The Unconditioned Backtracking Algorithm

Finally lets test unconditioning on the starting location of the random walk and instead selecting them uniformly at random. This can be represented as the following location vectors $v_0$, $v_1$ and transition matrices $T_{0,1}$, $T_{1,0}$. \begin{align} \begin{array}{c} v_0\\ --\\ 0\\ \frac{1}{4}\\ 0\\ \frac{1}{4}\\ 0\\ \frac{1}{4}\\ 0\\ \frac{1}{4}\\ 0\\ \end{array} \to T_{0,1} \to \begin{array}{c} v_1\\ --\\ \frac{1}{5}\\ 0\\ \frac{1}{5}\\ 0\\ \frac{1}{5}\\ 0\\ \frac{1}{5}\\ 0\\ \frac{1}{5}\\ \end{array} \to T_{1,0} \to \begin{array}{c} v_0\\ --\\ 0\\ \frac{1}{4}\\ 0\\ \frac{1}{4}\\ 0\\ \frac{1}{4}\\ 0\\ \frac{1}{4}\\ 0\\ \end{array} \to\ldots \end{align} Interestingly if $r_1(X)$ is a function which row normalizes the rows of matrix $X$ and $X^{'}$ is the transpose of matrix $X$ then, \begin{equation} T_{1,0} = r_1(T_{0,1}^{'}) \end{equation} Additionally since the non-zero rows and columns of $T_{0,1}$ and independent of those of $T_{1,0}$ these two matrices can be combined into one stochastic matrix $T$, \begin{equation} T = T_{0,1} + T_{1,0} \end{equation} Selecting a starting space uniformly at random and running $1000$ random walks for $100$ steps each produced the following figures. The left figure counts all visits to a space and noticing that the color scale has a range of about $250$ is fairly uniform relative to the other figures. The right figure counts only the first time a random walk visits a space. We see that most walks visit the center spaces and less then half the walks visit the corner spaces.

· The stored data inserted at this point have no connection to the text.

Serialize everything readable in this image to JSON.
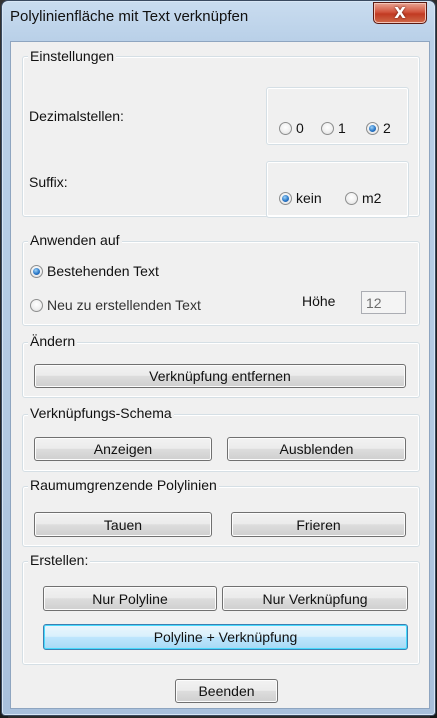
{
  "window": {
    "title": "Polylinienfläche mit Text verknüpfen",
    "close_glyph": "X"
  },
  "einstellungen": {
    "title": "Einstellungen",
    "dezimalstellen_label": "Dezimalstellen:",
    "dezimal_options": [
      {
        "label": "0",
        "selected": false
      },
      {
        "label": "1",
        "selected": false
      },
      {
        "label": "2",
        "selected": true
      }
    ],
    "suffix_label": "Suffix:",
    "suffix_options": [
      {
        "label": "kein",
        "selected": true
      },
      {
        "label": "m2",
        "selected": false
      }
    ]
  },
  "anwenden": {
    "title": "Anwenden auf",
    "options": [
      {
        "label": "Bestehenden Text",
        "selected": true
      },
      {
        "label": "Neu zu erstellenden Text",
        "selected": false
      }
    ],
    "hoehe_label": "Höhe",
    "hoehe_value": "12"
  },
  "aendern": {
    "title": "Ändern",
    "button": "Verknüpfung entfernen"
  },
  "schema": {
    "title": "Verknüpfungs-Schema",
    "show_button": "Anzeigen",
    "hide_button": "Ausblenden"
  },
  "raum": {
    "title": "Raumumgrenzende Polylinien",
    "thaw_button": "Tauen",
    "freeze_button": "Frieren"
  },
  "erstellen": {
    "title": "Erstellen:",
    "polyline_button": "Nur Polyline",
    "link_button": "Nur Verknüpfung",
    "both_button": "Polyline + Verknüpfung"
  },
  "footer": {
    "close_button": "Beenden"
  },
  "colors": {
    "dialog_bg": "#f0f0f0",
    "title_bar": "#b9d0e8",
    "close_button": "#c13a22",
    "radio_selected": "#2a78c8",
    "default_button_border": "#3c7fb1"
  }
}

Now lets compare this for the case of a simple random walk shown in the figures below.
Clearly the edge spaces are visited much less frequently in the figure on the left using a simple random walk than the inner spaces. This phenomenon is also somewhat apparent on the right.



So in conclusion, can any of this work be adapted to solve problems in the real world? Well at the moment I'm not sure.